Tout d’abord, nous devons comprendre qu’il existe un véritable monde des esprits concernant les maux de la magie et de la sorcellerie ! L’avertissement est clair dans le Deutéronome 18 :9-11: « Lorsque tu seras entré dans le pays que l’Eternel, ton Dieu, te donne, tu n’apprendras point à imiter les abominations de ces nations-là. Qu’on ne trouve chez toi personne qui fasse passer son fils ou sa fille par le feu, personne qui exerce le métier de devin, d’astrologue, d’augure, de magicien, d’enchanteur, personne qui consulte ceux qui évoquent les esprits ou disent la bonne aventure, personne qui interroge les morts ».

Des millions d’adultes enseignent à leurs enfants qu’il n’y a rien de mal avec un Harry Potter exerçant activement ces pratiques magiques. Toutefois, le prophète Samuel a averti le roi Saül que la sorcellerie est un péché : « Car la désobéissance est aussi coupable que la divination, et la résistance ne l’est pas moins que l’idolâtrie et les théraphim. Puisque tu as rejeté la parole de l’Eternel, il te rejette aussi comme roi » (1 Samuel 15 :23).

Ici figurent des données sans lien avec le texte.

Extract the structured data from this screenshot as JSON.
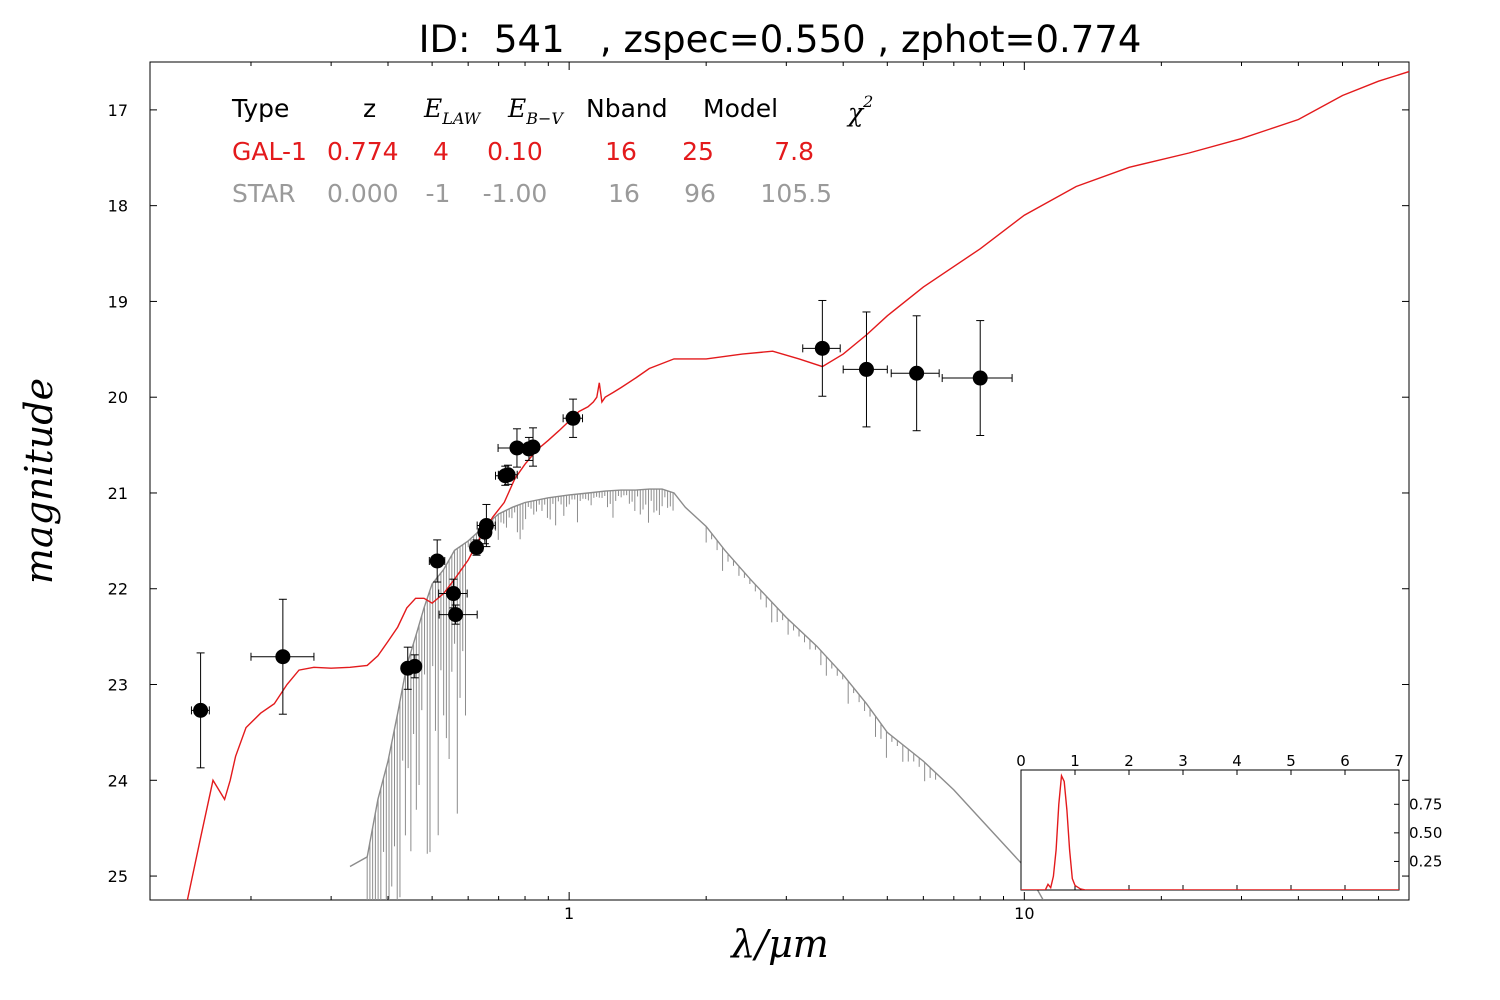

Dans l’Evangile selon Saint Luc, nous trouvons que Jésus guérit plusieurs individus qui étaient tourmentés par les esprits malins : « A l’heure même, Jésus guérit plusieurs personnes de maladies, d’infirmités, et d’esprits malins, et il rendit la vue à plusieurs aveugles » (Luc 7 :21).  Certains se réjouissent de célébrer avec enthousiasme la fête d’Halloween ? S’habiller comme une sorcière invite-t-il au bien plutôt qu’au mal ?

On peut aussi noter les avertissements de Dieu contre les médiums et les devins : « Ne vous tournez point vers ceux qui évoquent les esprits, ni vers les devins ; ne les recherchez point, de peur de vous souiller avec eux. Je suis l’Eternel, votre Dieu » (Lévitique 19 :31). Il est clairement indiqué que nous devons les éviter. Notons que le langage est plutôt solennel : « Si quelqu’un s’adresse aux morts et aux esprits, pour se prostituer à eux, je tournerai ma face contre cet homme, je le retrancherai du milieu de son peuple. Vous vous sanctifierez et vous serez saints, car je suis l’Eternel, votre Dieu » (Lévitique 20 :6-7).

Dieu nous promet la protection contre le mal. Jésus nous enseigna à prier : « Ne nous induis pas en tentation, mais délivre-nous du malin » (Matthieu 6 :13). De son côté, Paul exhorta les chrétiens : « Revêtez-vous de toutes les armes de Dieu, afin de pouvoir tenir ferme contre les ruses du diable. Car nous n’avons pas à lutter contre la chair et le sang, mais contre les dominations, contre les autorités, contre les princes de ce monde de ténèbres, contre les esprits méchants dans les lieux célestes » (Ephésiens 6 :11-12). Il est confirmé que l’on peut vaincre le malin en connaissant la parole Dieu – la Bible – et en vivant par elle. On peut vaincre les tentations et les séductions de la religion fausse et occulte. Comme l’apôtre Paul encourage dans Philippiens 4 :13 : « Je puis tout par celui [Christ] qui me fortifie. »

In fine, ne faut-il pas suivre ce proverbe écossais : "Mieux vaut tenir le diable dehors, que de le mettre à la porte".